Harrison è diventata così la seconda atleta a vantare l’oro olimpico e a laurearsi campione UFC, dopo Henry Cejudo. Nell’intervista post incontro ha ringraziato tutti e dedicato la vittoria alle madri (specialmente, ci ha tenuto, alle madri single), prima di esprimere un pensiero diretto su quanto sia brutale il taglio del peso che mette in pratica per rientrare nelle 135 libbre. Poco dopo, mentre una telecamera inquadrava Amanda Nunes Harrison l’ha chiamata in causa, sfidandola apertamente anche se in modo rispettoso.

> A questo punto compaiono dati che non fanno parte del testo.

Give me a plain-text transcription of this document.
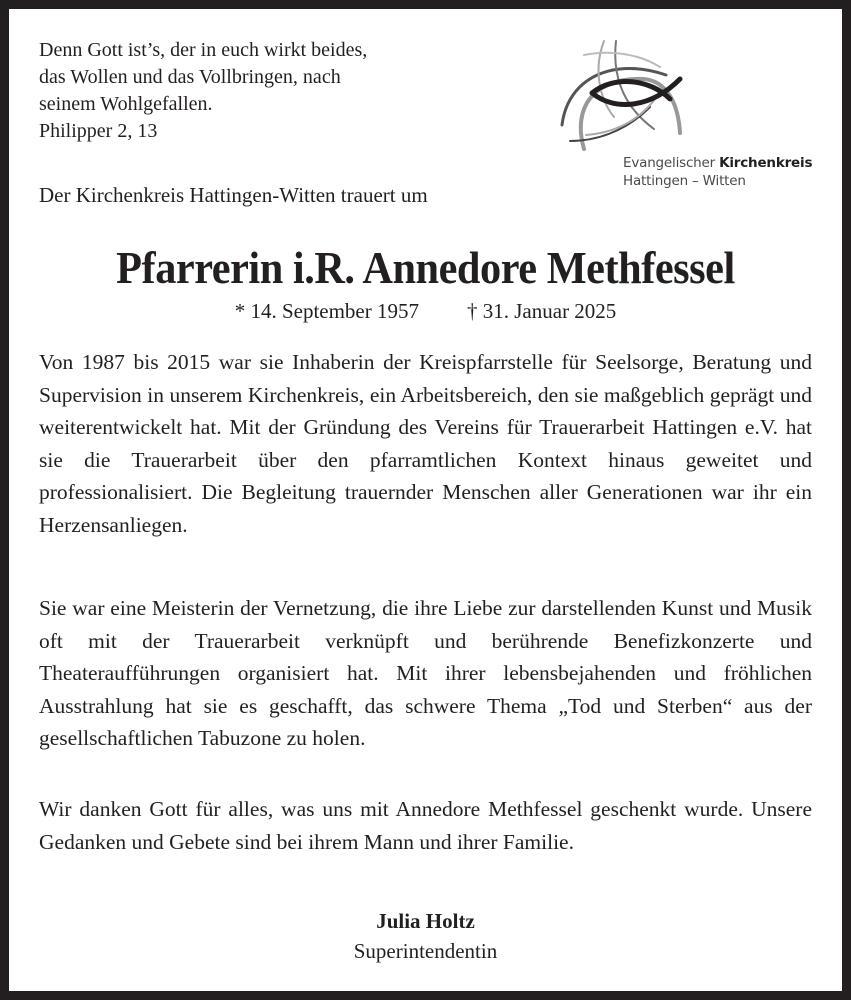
Denn Gott ist’s, der in euch wirkt beides,
das Wollen und das Vollbringen, nach
seinem Wohlgefallen.
Philipper 2, 13
Der Kirchenkreis Hattingen-Witten trauert um
Evangelischer Kirchenkreis
Hattingen – Witten
Pfarrerin i.R. Annedore Methfessel
* 14. September 1957 † 31. Januar 2025
Von 1987 bis 2015 war sie Inhaberin der Kreispfarrstelle für Seelsorge, Beratung und Supervision in unserem Kirchenkreis, ein Arbeitsbereich, den sie maßgeblich geprägt und weiterentwickelt hat. Mit der Gründung des Vereins für Trauerarbeit Hattingen e.V. hat sie die Trauerarbeit über den pfarramtlichen Kontext hinaus geweitet und professionalisiert. Die Begleitung trauernder Menschen aller Generationen war ihr ein Herzensanliegen.
Sie war eine Meisterin der Vernetzung, die ihre Liebe zur darstellenden Kunst und Musik oft mit der Trauerarbeit verknüpft und berührende Benefizkonzerte und Theateraufführungen organisiert hat. Mit ihrer lebensbejahenden und fröhlichen Ausstrahlung hat sie es geschafft, das schwere Thema „Tod und Sterben“ aus der gesellschaftlichen Tabuzone zu holen.
Wir danken Gott für alles, was uns mit Annedore Methfessel geschenkt wurde. Unsere Gedanken und Gebete sind bei ihrem Mann und ihrer Familie.
Julia Holtz
Superintendentin
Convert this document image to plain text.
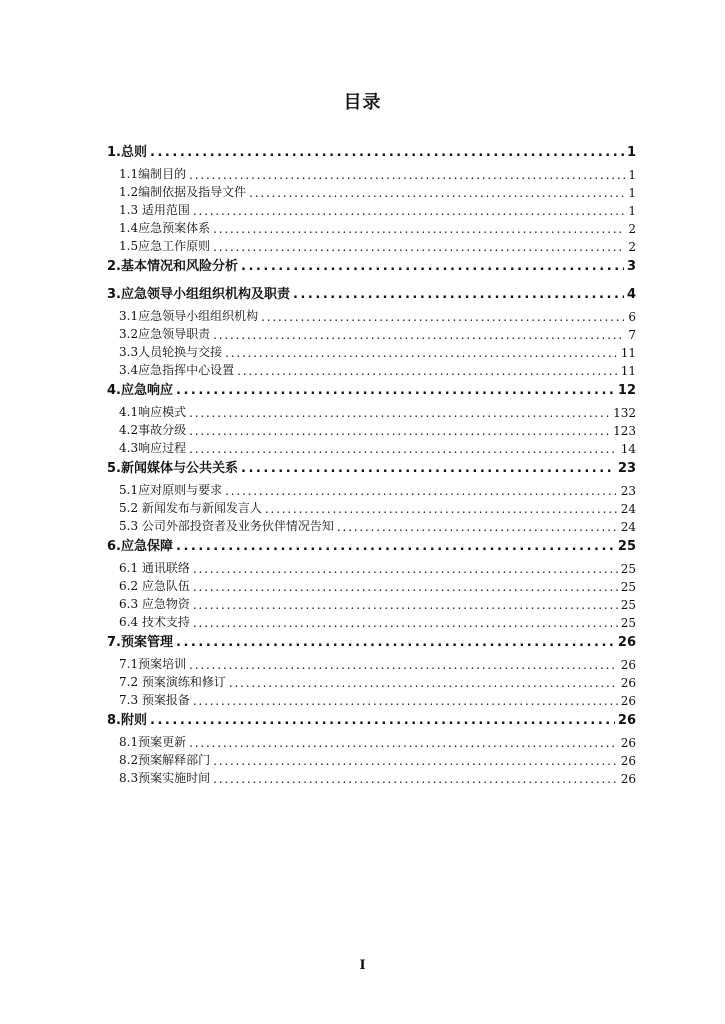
目录
1.总则 . . .	1
1.1编制目的 . . .	1
1.2编制依据及指导文件 . . .	1
1.3 适用范围 . . .	1
1.4应急预案体系 . . .	2
1.5应急工作原则 . . .	2
2.基本情况和风险分析 . . .	3
3.应急领导小组组织机构及职责 . . .	4
3.1应急领导小组组织机构 . . .	6
3.2应急领导职责 . . .	7
3.3人员轮换与交接 . . .	11
3.4应急指挥中心设置 . . .	11
4.应急响应 . . .	12
4.1响应模式 . . .	132
4.2事故分级 . . .	123
4.3响应过程 . . .	14
5.新闻媒体与公共关系 . . .	23
5.1应对原则与要求 . . .	23
5.2 新闻发布与新闻发言人 . . .	24
5.3 公司外部投资者及业务伙伴情况告知 . . .	24
6.应急保障 . . .	25
6.1 通讯联络 . . .	25
6.2 应急队伍 . . .	25
6.3 应急物资 . . .	25
6.4 技术支持 . . .	25
7.预案管理 . . .	26
7.1预案培训 . . .	26
7.2 预案演练和修订 . . .	26
7.3 预案报备 . . .	26
8.附则 . . .	26
8.1预案更新 . . .	26
8.2预案解释部门 . . .	26
8.3预案实施时间 . . .	26
I
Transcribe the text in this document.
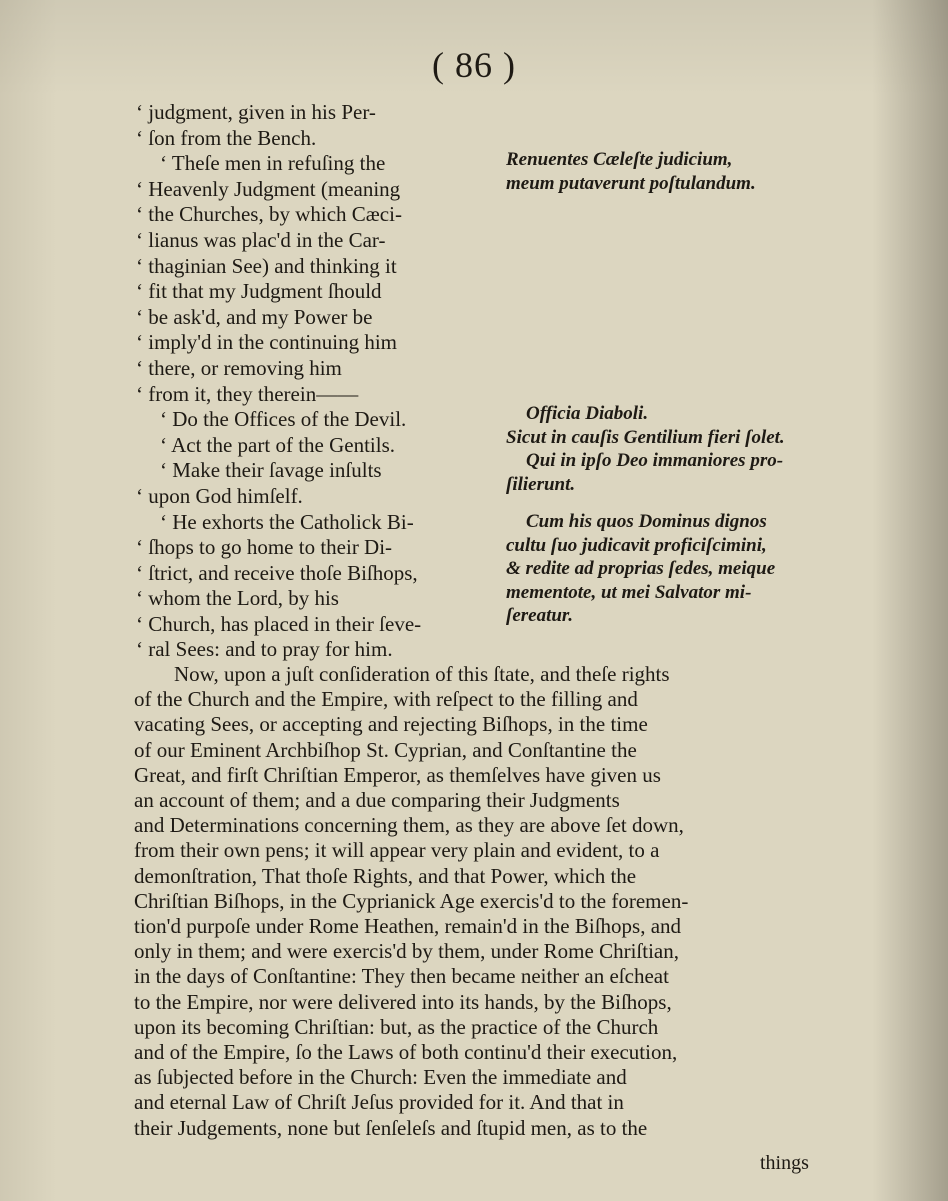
( 86 )
‘ judgment, given in his Per-
‘ ſon from the Bench.
‘ Theſe men in refuſing the
‘ Heavenly Judgment (meaning
‘ the Churches, by which Cæci-
‘ lianus was plac'd in the Car-
‘ thaginian See) and thinking it
‘ fit that my Judgment ſhould
‘ be ask'd, and my Power be
‘ imply'd in the continuing him
‘ there, or removing him
‘ from it, they therein——
‘ Do the Offices of the Devil.
‘ Act the part of the Gentils.
‘ Make their ſavage inſults
‘ upon God himſelf.
‘ He exhorts the Catholick Bi-
‘ ſhops to go home to their Di-
‘ ſtrict, and receive thoſe Biſhops,
‘ whom the Lord, by his
‘ Church, has placed in their ſeve-
‘ ral Sees: and to pray for him.
Renuentes Cæleſte judicium,
meum putaverunt poſtulandum.
Officia Diaboli.
Sicut in cauſis Gentilium fieri ſolet.
Qui in ipſo Deo immaniores pro-
ſilierunt.
Cum his quos Dominus dignos
cultu ſuo judicavit proficiſcimini,
& redite ad proprias ſedes, meique
mementote, ut mei Salvator mi-
ſereatur.
Now, upon a juſt conſideration of this ſtate, and theſe rights
of the Church and the Empire, with reſpect to the filling and
vacating Sees, or accepting and rejecting Biſhops, in the time
of our Eminent Archbiſhop St. Cyprian, and Conſtantine the
Great, and firſt Chriſtian Emperor, as themſelves have given us
an account of them; and a due comparing their Judgments
and Determinations concerning them, as they are above ſet down,
from their own pens; it will appear very plain and evident, to a
demonſtration, That thoſe Rights, and that Power, which the
Chriſtian Biſhops, in the Cyprianick Age exercis'd to the foremen-
tion'd purpoſe under Rome Heathen, remain'd in the Biſhops, and
only in them; and were exercis'd by them, under Rome Chriſtian,
in the days of Conſtantine: They then became neither an eſcheat
to the Empire, nor were delivered into its hands, by the Biſhops,
upon its becoming Chriſtian: but, as the practice of the Church
and of the Empire, ſo the Laws of both continu'd their execution,
as ſubjected before in the Church: Even the immediate and
and eternal Law of Chriſt Jeſus provided for it. And that in
their Judgements, none but ſenſeleſs and ſtupid men, as to the
things
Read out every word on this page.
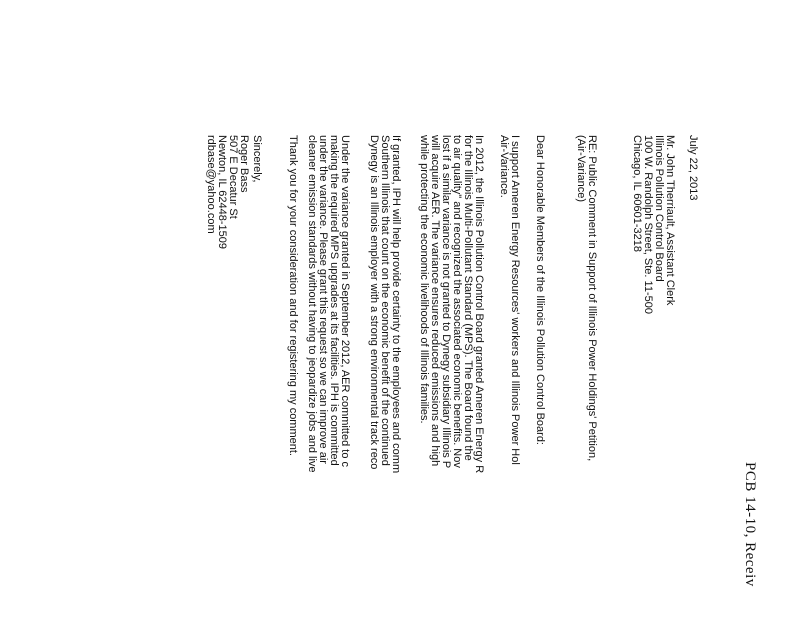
PCB 14-10, Receiv
July 22, 2013
Mr. John Therriault, Assistant Clerk
Illinois Pollution Control Board
100 W. Randolph Street, Ste. 11-500
Chicago, IL 60601-3218
RE: Public Comment in Support of Illinois Power Holdings' Petition,
(Air-Variance)
Dear Honorable Members of the Illinois Pollution Control Board:
I support Ameren Energy Resources' workers and Illinois Power Hol
Air-Variance.
In 2012, the Illinois Pollution Control Board granted Ameren Energy R
for the Illinois Multi-Pollutant Standard (MPS). The Board found the
to air quality" and recognized the associated economic benefits. Nov
lost if a similar variance is not granted to Dynegy subsidiary Illinois P
will acquire AER. The variance ensures reduced emissions and high
while protecting the economic livelihoods of Illinois families.
If granted, IPH will help provide certainty to the employees and comm
Southern Illinois that count on the economic benefit of the continued
Dynegy is an Illinois employer with a strong environmental track reco
Under the variance granted in September 2012, AER committed to c
making the required MPS upgrades at its facilities. IPH is committed
under the variance. Please grant this request so we can improve air
cleaner emission standards without having to jeopardize jobs and live
Thank you for your consideration and for registering my comment.
Sincerely,
Roger Bass
507 E Decatur St
Newton, IL 62448-1509
rdbase@yahoo.com
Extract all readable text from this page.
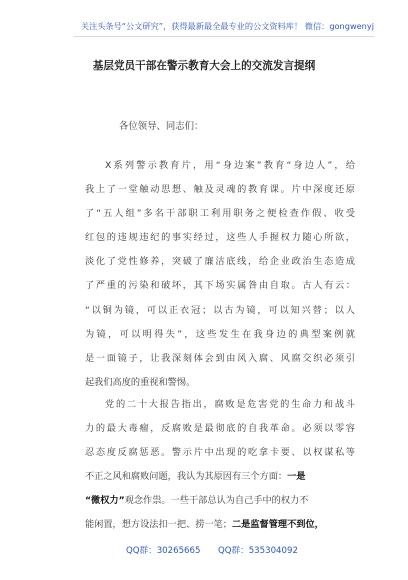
关注头条号“公文研究”，获得最新最全最专业的公文资料库！ 微信：gongwenyj
基层党员干部在警示教育大会上的交流发言提纲
各位领导、同志们：
X系列警示教育片，用“身边案”教育“身边人”，给
我上了一堂触动思想、触及灵魂的教育课。片中深度还原
了“五人组”多名干部职工利用职务之便检查作假、收受
红包的违规违纪的事实经过，这些人手握权力随心所欲，
淡化了党性修养，突破了廉洁底线，给企业政治生态造成
了严重的污染和破坏，其下场实属咎由自取。古人有云：
“以铜为镜，可以正衣冠；以古为镜，可以知兴替；以人
为镜，可以明得失”，这些发生在我身边的典型案例就
是一面镜子，让我深刻体会到由风入腐、风腐交织必须引
起我们高度的重视和警惕。
党的二十大报告指出，腐败是危害党的生命力和战斗
力的最大毒瘤，反腐败是最彻底的自我革命。必须以零容
忍态度反腐惩恶。警示片中出现的吃拿卡要、以权谋私等
不正之风和腐败问题，我认为其原因有三个方面：一是
“微权力”观念作祟。一些干部总认为自己手中的权力不
能闲置，想方设法扣一把、捞一笔；二是监督管理不到位，
QQ群：30265665 QQ群：535304092
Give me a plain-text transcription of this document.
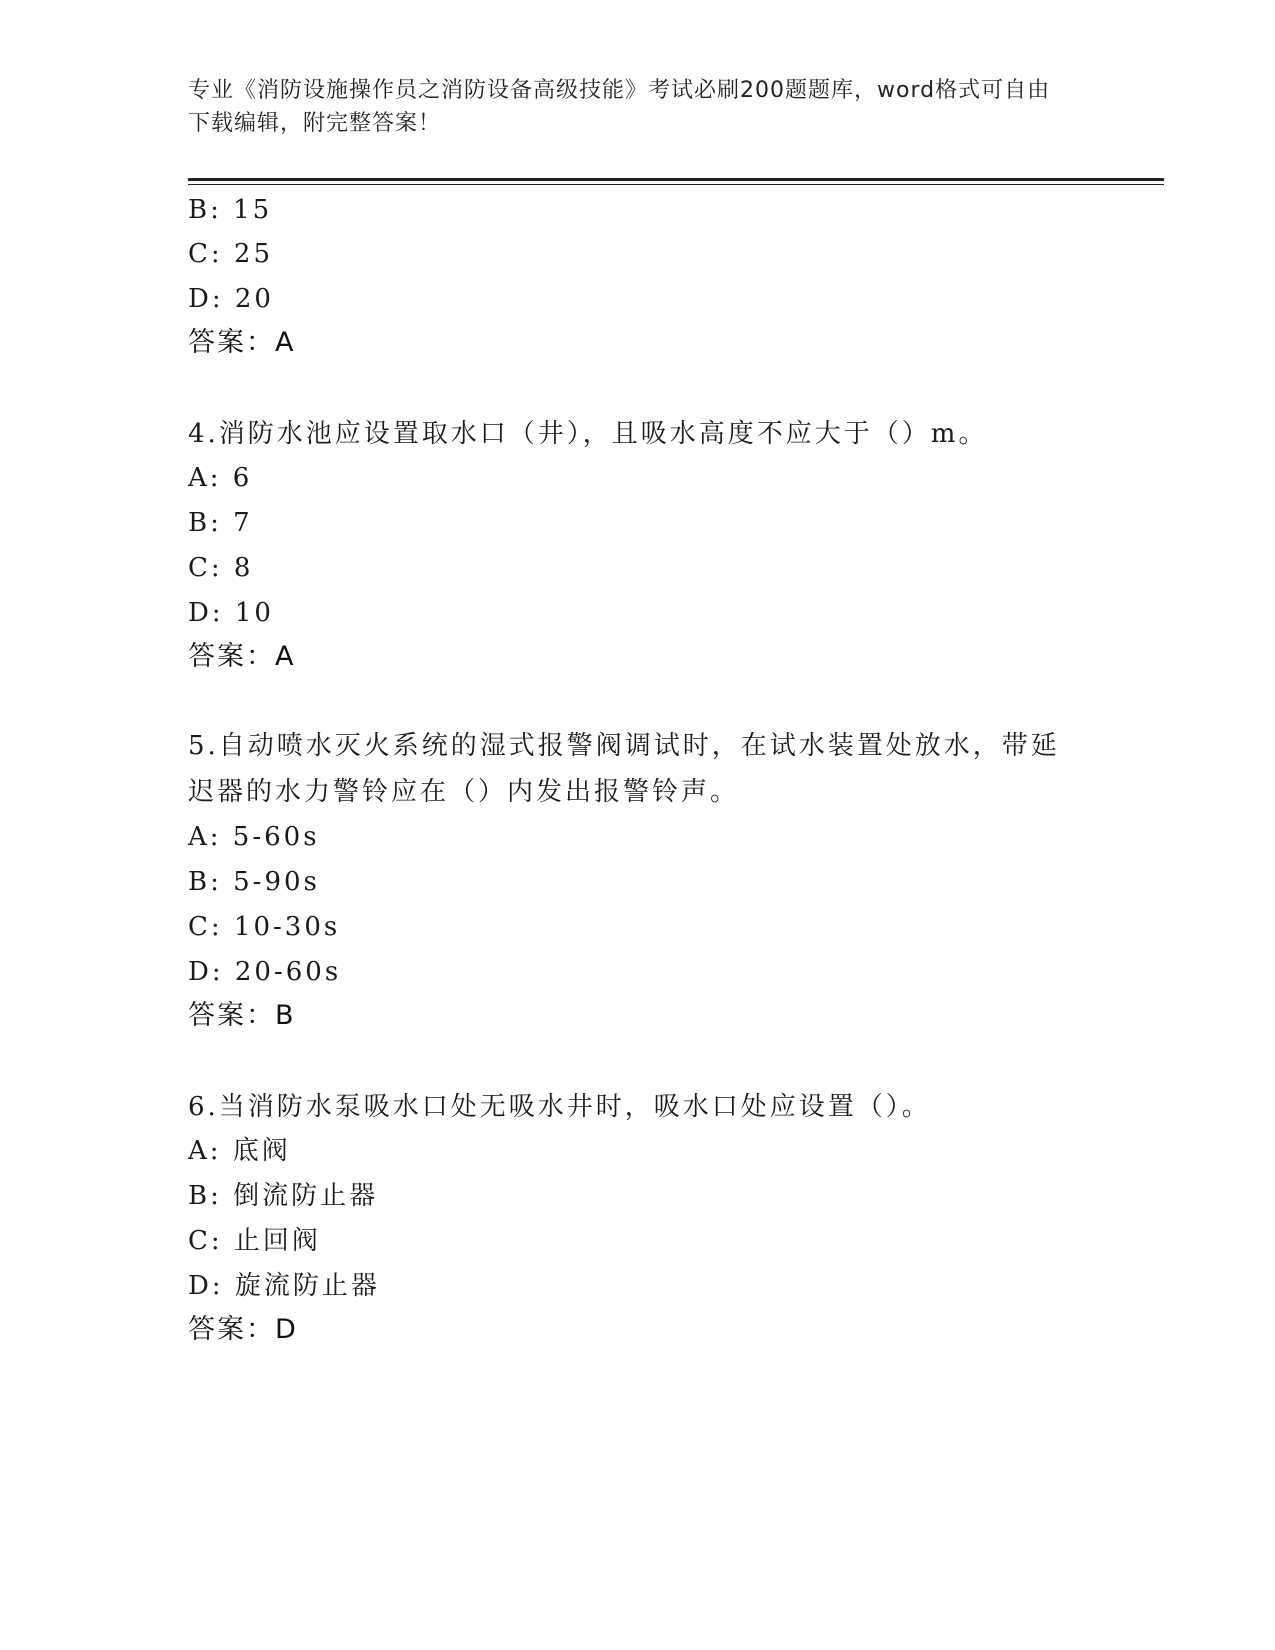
专业《消防设施操作员之消防设备高级技能》考试必刷200题题库，word格式可自由下载编辑，附完整答案！
B: 15
C: 25
D: 20
答案：A
4.消防水池应设置取水口（井），且吸水高度不应大于（）m。
A: 6
B: 7
C: 8
D: 10
答案：A
5.自动喷水灭火系统的湿式报警阀调试时，在试水装置处放水，带延迟器的水力警铃应在（）内发出报警铃声。
A: 5-60s
B: 5-90s
C: 10-30s
D: 20-60s
答案：B
6.当消防水泵吸水口处无吸水井时，吸水口处应设置（）。
A: 底阀
B: 倒流防止器
C: 止回阀
D: 旋流防止器
答案：D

Nunes pare aver accettato e adesso sembra pronta a tornare nell’ottagono.
È sembrato di rivedere il momento in cui Nunes chiamava in scena Ronda Rousey per prendersi, insieme alle certezze di essere la migliore, un po’ della sua energia. Stavolta Nunes si trova dall’altro lato della barricata: è lei la leggenda e Harrison veste il ruolo che era stato suo anni fa. Il match da fare adesso è proprio questo e le domande sono tante: sarà ancora in grado Nunes, a 37 anni e dopo più di due anni fuori dall’ottagono, di tenere testa e magari superare quella che sembra essere la nuova versione della dominatrice che lei era anni addietro?
Solo l’ottagono potrà darci la risposta. A quanto pare, per fortuna, tutti i pezzi del puzzle sono al loro posto.